Nonostante lo splendore esteriore, questa cultura umanistica, da un punto di
vista superiore, significò una caduta di livello, in lacerazione di una seria e
profonda tradizione. Essa costituì il riscontro di quel disordinato
individualismo che si espresse nello stile delle Signorie e egli interminabili
conflitti delle città italiane, e dei loro condottieri; essa racchiudeva i germi
che avrebbero manifestato la loro vera natura nell’Illuminismo, nel
razionalismo, nel naturalismo e nelle altre moderne forme di decadenza. D’altro
canto, alla base della presunta rifioritura dell’antico, attraverso l’umanesimo,
vi fu un grave equivoco: vennero ripresi soltanto gli aspetti “classici” da noi
già indicati come negativi e, cioè, quelli esteriori e non razziali dell’antica
cultura, e non invece, quelli originari, eroici, sacrali, legati alla
tradizione.
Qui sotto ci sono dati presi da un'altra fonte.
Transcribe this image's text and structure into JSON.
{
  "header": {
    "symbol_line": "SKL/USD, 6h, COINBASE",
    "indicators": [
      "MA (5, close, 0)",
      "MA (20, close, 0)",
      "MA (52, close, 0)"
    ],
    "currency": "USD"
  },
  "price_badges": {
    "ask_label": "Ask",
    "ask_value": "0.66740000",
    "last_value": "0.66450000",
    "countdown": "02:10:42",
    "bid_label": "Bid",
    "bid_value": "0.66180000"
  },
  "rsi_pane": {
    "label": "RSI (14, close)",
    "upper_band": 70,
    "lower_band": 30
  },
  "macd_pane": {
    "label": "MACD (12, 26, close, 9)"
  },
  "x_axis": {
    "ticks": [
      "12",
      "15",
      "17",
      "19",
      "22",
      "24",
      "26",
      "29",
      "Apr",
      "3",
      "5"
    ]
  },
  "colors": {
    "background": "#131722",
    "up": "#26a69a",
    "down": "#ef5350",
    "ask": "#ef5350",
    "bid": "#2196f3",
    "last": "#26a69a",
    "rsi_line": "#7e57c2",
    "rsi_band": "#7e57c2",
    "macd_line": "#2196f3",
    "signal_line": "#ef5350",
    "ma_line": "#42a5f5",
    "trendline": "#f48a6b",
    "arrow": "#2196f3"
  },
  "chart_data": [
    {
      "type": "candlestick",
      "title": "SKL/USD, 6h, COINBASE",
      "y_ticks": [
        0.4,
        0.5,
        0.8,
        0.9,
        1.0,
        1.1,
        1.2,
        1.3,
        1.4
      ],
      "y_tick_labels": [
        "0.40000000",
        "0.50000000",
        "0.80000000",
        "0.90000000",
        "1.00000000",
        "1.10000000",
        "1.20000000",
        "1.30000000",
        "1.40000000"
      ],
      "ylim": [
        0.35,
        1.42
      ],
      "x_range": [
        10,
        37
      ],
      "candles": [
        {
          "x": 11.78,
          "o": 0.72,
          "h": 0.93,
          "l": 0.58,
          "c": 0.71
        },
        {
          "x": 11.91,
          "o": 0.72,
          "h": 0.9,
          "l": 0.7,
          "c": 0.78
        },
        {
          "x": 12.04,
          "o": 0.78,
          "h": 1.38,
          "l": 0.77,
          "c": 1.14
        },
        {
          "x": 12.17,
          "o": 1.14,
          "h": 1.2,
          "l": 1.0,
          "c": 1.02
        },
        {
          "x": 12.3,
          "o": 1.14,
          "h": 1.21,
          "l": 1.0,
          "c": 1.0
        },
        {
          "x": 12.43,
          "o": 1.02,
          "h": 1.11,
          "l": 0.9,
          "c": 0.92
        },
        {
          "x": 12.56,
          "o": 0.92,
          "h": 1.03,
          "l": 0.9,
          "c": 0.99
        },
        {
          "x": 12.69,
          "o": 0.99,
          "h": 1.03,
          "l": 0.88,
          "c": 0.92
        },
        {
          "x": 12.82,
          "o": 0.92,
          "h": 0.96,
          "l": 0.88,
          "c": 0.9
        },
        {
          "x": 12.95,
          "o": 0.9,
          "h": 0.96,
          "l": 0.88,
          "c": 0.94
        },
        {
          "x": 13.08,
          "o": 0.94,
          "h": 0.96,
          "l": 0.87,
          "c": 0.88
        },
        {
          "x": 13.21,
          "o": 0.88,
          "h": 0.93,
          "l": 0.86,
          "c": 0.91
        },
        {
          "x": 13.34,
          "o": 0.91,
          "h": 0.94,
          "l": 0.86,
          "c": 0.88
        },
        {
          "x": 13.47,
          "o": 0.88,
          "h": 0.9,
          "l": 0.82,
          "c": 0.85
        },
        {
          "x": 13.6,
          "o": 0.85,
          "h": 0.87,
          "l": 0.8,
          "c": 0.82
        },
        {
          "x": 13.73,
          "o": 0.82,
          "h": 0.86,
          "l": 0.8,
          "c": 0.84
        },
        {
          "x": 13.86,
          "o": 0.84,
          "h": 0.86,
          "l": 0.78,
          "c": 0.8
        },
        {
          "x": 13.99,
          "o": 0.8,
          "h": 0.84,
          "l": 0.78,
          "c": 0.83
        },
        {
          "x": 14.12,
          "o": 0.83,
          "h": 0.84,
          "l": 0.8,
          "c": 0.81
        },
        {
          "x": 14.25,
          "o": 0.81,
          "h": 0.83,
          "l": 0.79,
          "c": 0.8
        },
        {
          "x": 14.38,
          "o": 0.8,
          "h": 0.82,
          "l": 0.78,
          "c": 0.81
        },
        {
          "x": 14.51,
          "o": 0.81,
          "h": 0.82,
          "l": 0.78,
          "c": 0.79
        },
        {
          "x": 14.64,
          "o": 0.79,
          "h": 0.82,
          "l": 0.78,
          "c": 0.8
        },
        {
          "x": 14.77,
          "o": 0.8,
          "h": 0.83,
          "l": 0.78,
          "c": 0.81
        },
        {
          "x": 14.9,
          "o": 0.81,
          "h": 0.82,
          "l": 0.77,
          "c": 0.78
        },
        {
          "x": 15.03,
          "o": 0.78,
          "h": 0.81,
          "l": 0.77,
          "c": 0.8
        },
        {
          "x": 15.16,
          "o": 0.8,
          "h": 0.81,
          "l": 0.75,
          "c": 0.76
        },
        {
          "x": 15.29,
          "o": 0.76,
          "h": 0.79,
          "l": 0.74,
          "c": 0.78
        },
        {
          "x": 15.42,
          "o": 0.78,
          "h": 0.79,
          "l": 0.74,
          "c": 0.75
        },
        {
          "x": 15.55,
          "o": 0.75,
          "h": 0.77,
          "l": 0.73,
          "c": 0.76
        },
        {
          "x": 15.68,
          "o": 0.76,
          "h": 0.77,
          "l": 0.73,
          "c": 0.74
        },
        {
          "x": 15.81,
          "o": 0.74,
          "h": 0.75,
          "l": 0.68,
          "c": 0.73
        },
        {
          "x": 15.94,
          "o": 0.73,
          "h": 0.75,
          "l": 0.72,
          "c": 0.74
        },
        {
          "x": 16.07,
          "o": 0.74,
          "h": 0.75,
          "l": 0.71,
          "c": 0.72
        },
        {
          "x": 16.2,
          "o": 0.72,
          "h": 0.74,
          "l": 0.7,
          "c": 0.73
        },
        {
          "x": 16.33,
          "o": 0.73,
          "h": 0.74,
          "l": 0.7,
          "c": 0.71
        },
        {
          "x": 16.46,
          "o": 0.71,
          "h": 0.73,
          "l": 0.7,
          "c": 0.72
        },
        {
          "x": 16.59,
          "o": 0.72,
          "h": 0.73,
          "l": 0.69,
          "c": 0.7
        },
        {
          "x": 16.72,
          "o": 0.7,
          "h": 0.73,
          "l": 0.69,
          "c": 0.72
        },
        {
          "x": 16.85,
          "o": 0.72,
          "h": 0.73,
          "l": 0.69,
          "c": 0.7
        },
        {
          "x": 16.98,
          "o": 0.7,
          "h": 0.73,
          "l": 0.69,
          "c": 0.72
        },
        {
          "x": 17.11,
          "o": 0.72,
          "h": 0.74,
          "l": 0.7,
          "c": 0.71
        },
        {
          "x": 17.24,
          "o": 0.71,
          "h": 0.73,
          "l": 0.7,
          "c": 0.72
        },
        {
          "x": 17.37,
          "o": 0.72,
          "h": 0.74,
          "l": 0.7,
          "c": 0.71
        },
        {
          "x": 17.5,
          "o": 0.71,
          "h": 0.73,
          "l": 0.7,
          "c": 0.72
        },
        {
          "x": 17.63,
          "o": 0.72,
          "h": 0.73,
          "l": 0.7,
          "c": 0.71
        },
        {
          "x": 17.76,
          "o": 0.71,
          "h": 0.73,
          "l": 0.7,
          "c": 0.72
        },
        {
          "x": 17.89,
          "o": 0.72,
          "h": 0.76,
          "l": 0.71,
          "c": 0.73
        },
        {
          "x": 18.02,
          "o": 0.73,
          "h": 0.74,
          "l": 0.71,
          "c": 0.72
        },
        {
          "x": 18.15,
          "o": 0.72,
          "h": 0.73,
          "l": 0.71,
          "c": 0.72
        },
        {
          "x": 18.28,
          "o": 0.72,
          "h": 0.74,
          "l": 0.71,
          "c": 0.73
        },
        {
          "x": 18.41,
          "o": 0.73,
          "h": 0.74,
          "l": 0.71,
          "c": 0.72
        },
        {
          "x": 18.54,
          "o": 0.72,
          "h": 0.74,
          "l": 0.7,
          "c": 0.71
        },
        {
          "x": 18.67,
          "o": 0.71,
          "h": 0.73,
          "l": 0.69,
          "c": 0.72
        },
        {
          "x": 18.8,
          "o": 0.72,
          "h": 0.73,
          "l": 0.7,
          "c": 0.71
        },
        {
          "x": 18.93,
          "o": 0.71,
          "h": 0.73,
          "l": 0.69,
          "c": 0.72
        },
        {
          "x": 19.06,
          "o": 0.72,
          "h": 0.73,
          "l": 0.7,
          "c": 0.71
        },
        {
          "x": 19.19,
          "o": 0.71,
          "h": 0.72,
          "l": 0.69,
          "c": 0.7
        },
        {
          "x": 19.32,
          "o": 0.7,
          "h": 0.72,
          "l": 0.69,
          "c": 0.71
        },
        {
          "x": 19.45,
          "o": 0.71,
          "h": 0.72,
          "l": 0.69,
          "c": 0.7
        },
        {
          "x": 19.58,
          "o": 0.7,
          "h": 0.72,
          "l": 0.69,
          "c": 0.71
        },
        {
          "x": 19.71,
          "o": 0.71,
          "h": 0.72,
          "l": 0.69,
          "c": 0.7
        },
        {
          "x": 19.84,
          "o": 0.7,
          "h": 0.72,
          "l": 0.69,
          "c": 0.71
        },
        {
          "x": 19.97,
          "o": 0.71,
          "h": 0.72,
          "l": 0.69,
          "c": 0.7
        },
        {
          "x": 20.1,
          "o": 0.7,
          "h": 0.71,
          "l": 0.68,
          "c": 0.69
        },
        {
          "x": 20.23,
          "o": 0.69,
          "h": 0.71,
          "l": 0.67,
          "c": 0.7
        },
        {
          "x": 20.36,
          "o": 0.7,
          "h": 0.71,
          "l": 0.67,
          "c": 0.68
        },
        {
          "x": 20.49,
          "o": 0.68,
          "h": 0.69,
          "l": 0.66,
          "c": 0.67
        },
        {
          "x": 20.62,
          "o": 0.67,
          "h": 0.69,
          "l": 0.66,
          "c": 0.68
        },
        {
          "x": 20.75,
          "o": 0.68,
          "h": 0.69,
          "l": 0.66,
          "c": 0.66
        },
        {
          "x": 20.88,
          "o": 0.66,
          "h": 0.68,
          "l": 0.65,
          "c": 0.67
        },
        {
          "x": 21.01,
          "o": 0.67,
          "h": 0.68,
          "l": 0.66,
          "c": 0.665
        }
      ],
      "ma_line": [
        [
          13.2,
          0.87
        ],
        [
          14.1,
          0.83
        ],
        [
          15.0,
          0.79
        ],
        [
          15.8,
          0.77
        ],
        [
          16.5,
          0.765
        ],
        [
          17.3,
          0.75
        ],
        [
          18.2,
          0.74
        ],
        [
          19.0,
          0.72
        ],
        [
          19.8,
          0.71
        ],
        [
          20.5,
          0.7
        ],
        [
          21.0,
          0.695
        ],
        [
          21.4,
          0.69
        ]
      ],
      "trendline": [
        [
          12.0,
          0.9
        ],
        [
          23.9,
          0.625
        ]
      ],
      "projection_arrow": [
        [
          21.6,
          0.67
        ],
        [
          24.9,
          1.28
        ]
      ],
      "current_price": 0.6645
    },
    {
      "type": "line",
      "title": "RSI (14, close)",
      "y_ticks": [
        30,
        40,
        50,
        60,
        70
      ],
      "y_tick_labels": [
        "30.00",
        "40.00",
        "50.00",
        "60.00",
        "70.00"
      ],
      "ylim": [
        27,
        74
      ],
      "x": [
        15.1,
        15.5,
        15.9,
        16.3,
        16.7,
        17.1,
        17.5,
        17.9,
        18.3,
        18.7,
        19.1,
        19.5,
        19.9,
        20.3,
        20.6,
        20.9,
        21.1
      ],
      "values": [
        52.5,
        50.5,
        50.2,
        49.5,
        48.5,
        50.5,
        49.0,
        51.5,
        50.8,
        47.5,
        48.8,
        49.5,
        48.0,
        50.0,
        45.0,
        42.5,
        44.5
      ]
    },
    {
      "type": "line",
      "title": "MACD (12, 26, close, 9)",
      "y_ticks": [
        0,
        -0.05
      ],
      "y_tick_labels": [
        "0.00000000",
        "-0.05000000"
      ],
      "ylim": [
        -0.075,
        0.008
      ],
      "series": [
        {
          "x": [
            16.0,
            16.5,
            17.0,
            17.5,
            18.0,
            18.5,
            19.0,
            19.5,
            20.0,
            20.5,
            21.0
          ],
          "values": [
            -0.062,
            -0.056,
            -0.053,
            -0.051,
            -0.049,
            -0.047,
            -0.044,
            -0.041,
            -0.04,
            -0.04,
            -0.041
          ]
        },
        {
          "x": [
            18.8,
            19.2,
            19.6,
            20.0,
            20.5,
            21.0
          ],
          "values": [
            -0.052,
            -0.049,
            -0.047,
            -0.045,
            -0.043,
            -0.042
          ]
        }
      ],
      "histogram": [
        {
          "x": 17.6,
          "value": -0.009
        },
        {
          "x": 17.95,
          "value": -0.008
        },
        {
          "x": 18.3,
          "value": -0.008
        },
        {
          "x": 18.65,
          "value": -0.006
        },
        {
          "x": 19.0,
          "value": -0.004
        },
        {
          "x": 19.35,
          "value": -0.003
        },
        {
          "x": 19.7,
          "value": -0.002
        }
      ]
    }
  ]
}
Esattamente dobbiamo alla “tradizione” del Rinascimento la
circostanza per cui l’Italia è stata, sino a ieri, considerata come la terra
meravigliosa dei musei e dei monumenti, abitata, però, da un popolo che nel
campo politico ed etico, non godeva della fama migliore. Cosi pare si deve
giungere ad una necessaria revisione dei valori italiani del Risorgimento e
della guerra mondiale. Da noi, ormai, è noto l’indiscutibile ruolo che nel
Risorgimento – vale a dire nel movimento per l’unità nazionale dell’Italia – a
prescindere dalla purezza delle intenzioni e dell’agire di molti patrioti, hanno
avuto l’influenza della Massoneria come del Giacobinismo francese ed, in
generale di una ideologia che, per il suo carattere liberale e democratico, è
fondamentalmente ostile alla razza ed estranea ai valori arii. In effetti,
furono i cosiddetti movimenti nazionali che, anche in Italia, cominciarono nel
1848 – anelli di una unica catena ad episodi di un generale e sistematico piano
– con l’ausilio del mito della libertà, popolare e della Nazione democratica, a
distruggere quanto ancora, in Europa, rimaneva dei regimi dinastici
tradizionali. Circa la nostra entrata in guerra, nel 1915, si possono ripetere
le stesse cose. L’Italia scese in campo per gli interessi nazionali, ma,
principalmente, nel segno della ipocrità ideologica, democratico – massonica,
degli alleati e delle forze oscure del sovvertimento mondiale che, in nome di
questa guerra “umanitaria”, miravano a distruggere gli Stati che ancora
conservavano una struttura gerarchica ed un sentimento della razza e della
Tradizione. I massoni che, nel 1917, si diedero appuntamento a Parigi, da tutto
il mondo, e che, già allora progettavano gli orientamenti generali del futuro
diktat: di pace lo dissero chiaramente: si trattava, con la guerra mondiale di
far fare un paradosso passo avanti al movimento iniziato con la Rivoluzione
Francese. In guerra ebbe però per l’Italia, il significato di una prova eroica:
essa risvegliò quelle profonde energie del popolo che poi, grazie ad una
effettiva trasformazione, dovevano portare all’Italia fascista, romana e,
razzialmente consapevole, e alla nostra alleanza con la Germania.Si realizza
così, oggi un mito che, già undici anni orsono, io avevo difeso in un libro
provocatorio il mito della doppia aquila, di quella romana e di quella
germanica, l’unità delle forze romane e germaniche per la configurazione di un
nuovo Occidente. Con questo riteniamo di aver dato una idea dell’essenza e delle
nuove posizioni dell’Italia fascista nei diversi campi della nostra vita
popolare e culturale: si tratta di un cambiamento culturale che ha il
significato di un nuovo impulso rivoluzionario e dell’inizio di una nuova fase
del nostro sviluppo. Noi abbiamo già accennato e, del resto,non abbiamo alcun
motivo di nasconderlo, che, in Italia, molte sono ancora le forze che
contrastano questo sviluppo, soprattutto, per mezzo di una resistenza passiva e
di una resistenza silenziosa che, talvolta contraddistingue una certa
burocrazia. Ma,come siamo certi di vincere la guerra che conduciamo al fianco
del popolo tedesco, così, pure,siamo sicuri di vincere i questa lotta culturale
interna le cui conseguenza non saranno di significato inferiore alle altre. Noi
siamo coscienti che più saremo decisi in questa lotta, in questa edificazione
dell’Italia, autenticamente ario-romana, più sarà possibile agire in profondità
e raggiungere gli obiettivi prefissi.